本論文將冷作成形製程問題分為線性應變路徑及非線性應變路徑兩大類。針對線性應變路徑條件下板材之可成形性評估,本論文將應變路徑變化之概念用於修正Cockcroft與Latham提出之能量準則。在準則中加入主應變比值項,可反映材料第二主應變與第三主應變比值對破壞發生之影響。能量準則透過解析解方式,可預估材料在不同應變狀態下之極限應變,進而預估建立材料之完整成形極限曲線。由實驗結果比對證實,本論文提出之修正準則評估結果優於C&L準則,並可適用於不同強度及厚度的板材上。針對線性應變路徑下塊材之可成形性評估,本研究使用圓柱壓縮及圓柱側壓兩種實驗方式,搭配C&L準則亦可預估材料之成形極限曲線。透過實驗及有限元素模擬求得的材料極限能量密度值,可作為判斷破壞發生與否之依據。本論文中針對具凹槽設計之圓柱試件進行分析,發現凹槽設計之所以能加速破壞發生,導因於凹槽處應力集中與應變集中之效應。若僅從應力或應變之觀點無法準確預估材料是否發生破壞,必須以能量密度之概念才能進行完整評估。
若材料變形時遵循非線性應變路徑,利用線性應變路徑建構出的成形極限曲線無法準確預估材料之成形極限。本論文透過試件幾何設計,使試件在變形過程中遵循具有一次轉折的二階段應變路徑。由實驗結果可知,以本研究使用之模具及試件幾何設計,可在變形過程的第一階段產生雙軸拉伸狀態之預應變。在第二階段的應變路徑變化,根據試件幾何設計的不同可造成雙軸拉伸、平面應變及拉伸-壓縮等三種不同狀態。

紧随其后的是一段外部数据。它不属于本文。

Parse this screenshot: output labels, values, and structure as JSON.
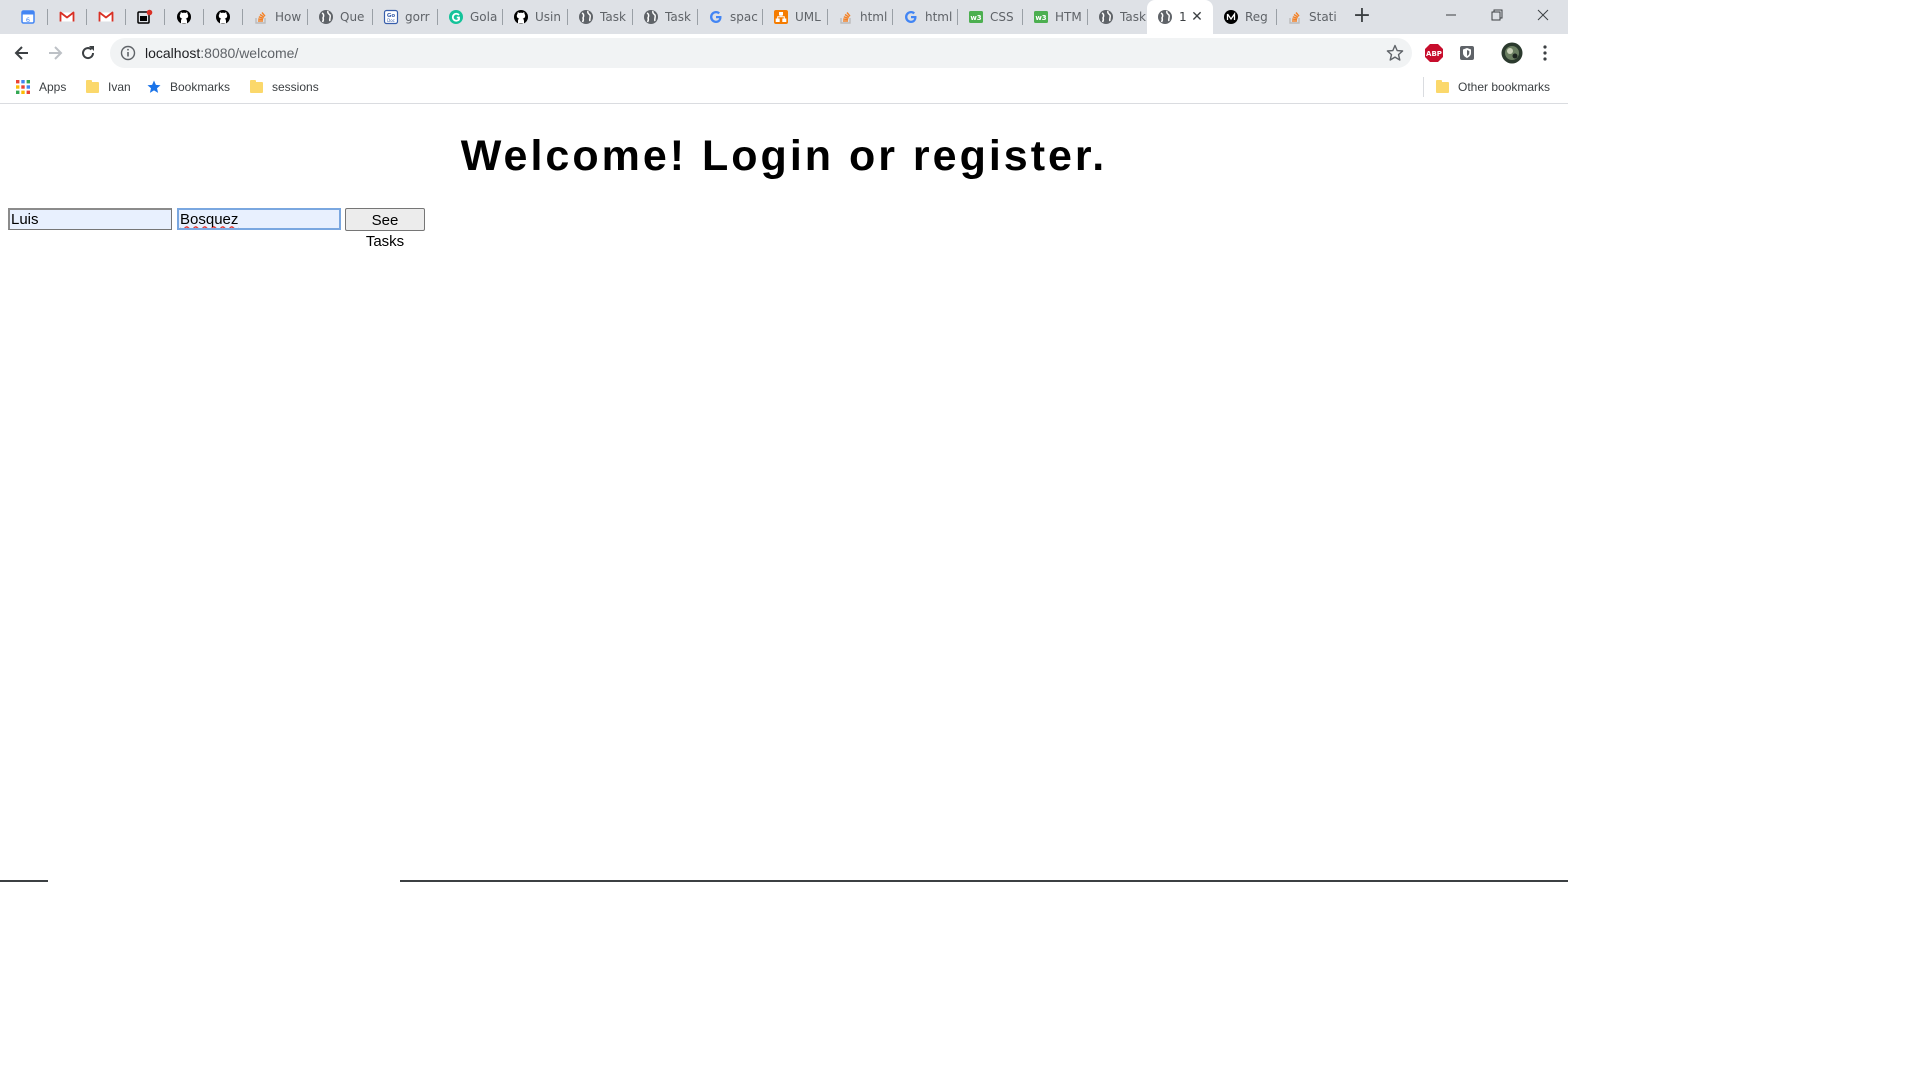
{
  "browser": {
    "tabs": [
      {
        "label": "",
        "icon": "google-calendar-icon",
        "icon_color": "#4285f4"
      },
      {
        "label": "",
        "icon": "gmail-icon",
        "icon_color": "#d93025"
      },
      {
        "label": "",
        "icon": "gmail-icon",
        "icon_color": "#d93025"
      },
      {
        "label": "",
        "icon": "notification-badge-icon",
        "icon_color": "#000000"
      },
      {
        "label": "",
        "icon": "github-icon",
        "icon_color": "#000000"
      },
      {
        "label": "",
        "icon": "github-icon",
        "icon_color": "#000000"
      },
      {
        "label": "How",
        "icon": "stackoverflow-icon",
        "icon_color": "#f48024"
      },
      {
        "label": "Que",
        "icon": "globe-icon",
        "icon_color": "#5f6368"
      },
      {
        "label": "gorr",
        "icon": "godoc-icon",
        "icon_color": "#375eab"
      },
      {
        "label": "Gola",
        "icon": "grammarly-icon",
        "icon_color": "#15c39a"
      },
      {
        "label": "Usin",
        "icon": "github-icon",
        "icon_color": "#000000"
      },
      {
        "label": "Task",
        "icon": "globe-icon",
        "icon_color": "#5f6368"
      },
      {
        "label": "Task",
        "icon": "globe-icon",
        "icon_color": "#5f6368"
      },
      {
        "label": "spac",
        "icon": "google-icon",
        "icon_color": "#4285f4"
      },
      {
        "label": "UML",
        "icon": "uml-icon",
        "icon_color": "#f57c00"
      },
      {
        "label": "html",
        "icon": "stackoverflow-icon",
        "icon_color": "#f48024"
      },
      {
        "label": "html",
        "icon": "google-icon",
        "icon_color": "#4285f4"
      },
      {
        "label": "CSS",
        "icon": "w3schools-icon",
        "icon_color": "#4caf50"
      },
      {
        "label": "HTM",
        "icon": "w3schools-icon",
        "icon_color": "#4caf50"
      },
      {
        "label": "Task",
        "icon": "globe-icon",
        "icon_color": "#5f6368"
      },
      {
        "label": "1",
        "icon": "globe-icon",
        "icon_color": "#5f6368",
        "active": true
      },
      {
        "label": "Reg",
        "icon": "medium-icon",
        "icon_color": "#000000"
      },
      {
        "label": "Stati",
        "icon": "stackoverflow-icon",
        "icon_color": "#f48024"
      }
    ],
    "new_tab_label": "+",
    "close_tab_glyph": "✕",
    "url_host": "localhost",
    "url_path": ":8080/welcome/",
    "bookmarks": [
      {
        "label": "Apps",
        "icon": "apps-grid-icon"
      },
      {
        "label": "Ivan",
        "icon": "folder-icon"
      },
      {
        "label": "Bookmarks",
        "icon": "star-icon"
      },
      {
        "label": "sessions",
        "icon": "folder-icon"
      }
    ],
    "other_bookmarks": "Other bookmarks",
    "extensions": [
      {
        "name": "adblock-plus-icon",
        "text": "ABP",
        "color": "#c70d2c"
      },
      {
        "name": "extension-shield-icon",
        "color": "#5f6368"
      }
    ]
  },
  "page": {
    "heading": "Welcome! Login or register.",
    "first_name_value": "Luis",
    "last_name_value": "Bosquez",
    "submit_label": "See Tasks"
  }
}
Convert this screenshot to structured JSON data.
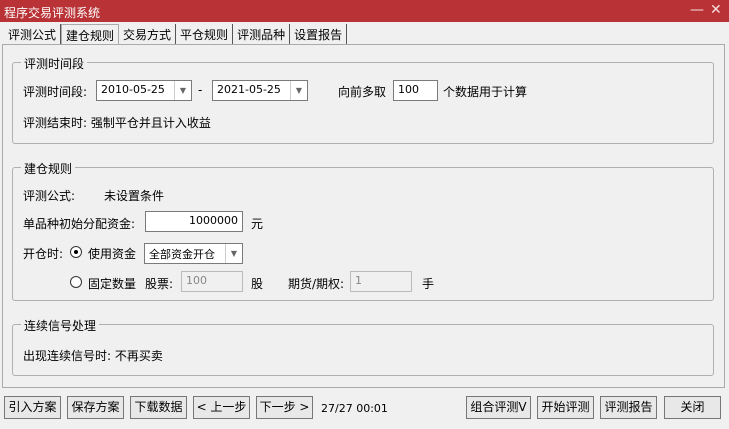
{
  "window": {
    "title": "程序交易评测系统",
    "minimize": "—",
    "close": "✕"
  },
  "tabs": [
    "评测公式",
    "建仓规则",
    "交易方式",
    "平仓规则",
    "评测品种",
    "设置报告"
  ],
  "period": {
    "legend": "评测时间段",
    "label": "评测时间段:",
    "start": "2010-05-25",
    "dash": "-",
    "end": "2021-05-25",
    "lookback_label": "向前多取",
    "lookback": "100",
    "lookback_suffix": "个数据用于计算",
    "end_rule": "评测结束时: 强制平仓并且计入收益"
  },
  "build": {
    "legend": "建仓规则",
    "formula_label": "评测公式:",
    "formula_value": "未设置条件",
    "capital_label": "单品种初始分配资金:",
    "capital": "1000000",
    "capital_unit": "元",
    "open_label": "开仓时:",
    "use_funds": "使用资金",
    "funds_option": "全部资金开仓",
    "fixed_qty": "固定数量",
    "stock_label": "股票:",
    "stock_qty": "100",
    "stock_unit": "股",
    "futures_label": "期货/期权:",
    "futures_qty": "1",
    "futures_unit": "手"
  },
  "signal": {
    "legend": "连续信号处理",
    "text": "出现连续信号时: 不再买卖"
  },
  "footer": {
    "import": "引入方案",
    "save": "保存方案",
    "download": "下载数据",
    "prev": "< 上一步",
    "next": "下一步 >",
    "status": "27/27 00:01",
    "combo": "组合评测V",
    "start": "开始评测",
    "report": "评测报告",
    "close": "关闭"
  }
}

除透過實驗決定材料成形極限外,本論文亦以提出之能量準則進行二階段應變路徑情形下的可成形性分析。
總括而言,進行冷作成形製程之可成形性評估時,應變路徑變化具有相當重要的影響性。在線性及非線性應變路徑情況下,以本論文提出之能量準則進行冷作製程之可成形性評估,評估能力均優於C&L能量準則評估結果。

Formability of material in cold forming processes is often evaluated by the Forming Limit Diagram (FLD) method. CAE engineers can judge if their design succeeds virtually by this tool, and saves the cost of trial-and-error experiments. However, massive formability tests and strain measurements must be conducted in order to obtain the FLD of material, and sometimes the information is not sufficient to plot the complete Forming Limit Curve (FLC). Besides, the predictions made by FLC are not always very accurate. The errors may come from two aspects: 1. Errors in strain measurement caused by human factors. 2. Errors result from complex strain states. In this dissertation, energy criteria were introduced into the procedures for establishing the FLD of material for better prediction accuracy. Most of the existed energy criteria could be used for evaluating the formability under tension-compression conditions, but the predictions made under biaxial tension conditions were not so accurate. Therefore, a modified energy criterion would be proposed in this dissertation.
In this dissertation, problems encountered in cold forming processes were classified as linear strain path problems and non-linear strain path problems. For the formability evaluation under linear strain path conditions, an energy criterion modified from the one proposed by Cockcroft and Latham was proposed. The modified criterion introduced a ratio of the secondary principal stress to the third principal stress for reflecting the influences of strain ratio changes on fracture initiation. The limit strain data under different strain states could be predicted by analytical solutions of energy criteria. Experimental results supported that the modified criterion had better prediction capability than the C&L criterion, and was capable of predicting FLCs of material under different strengths and thicknesses. For the formability evaluation of bulk material under linear strain paths, the predicted FLC could be established by the C&L criterion with limit strain data obtained from cylinder upsetting tests and cylinder side pressing tests. The energy density constant in the C&L criterion could be viewed as a critical value for indicating the fracture initiation. In this dissertation, the energy density constant was used for evaluating the notch designs on cylinder specimens. The notch designs were capable of accelerating fracture initiation because they had created both stress concentration effects and strain concentration effects on cylinder specimens. Since it is a combined phenomenon, the formability evaluation would not be accurate if only the stress terms or strain terms were taken into consideration.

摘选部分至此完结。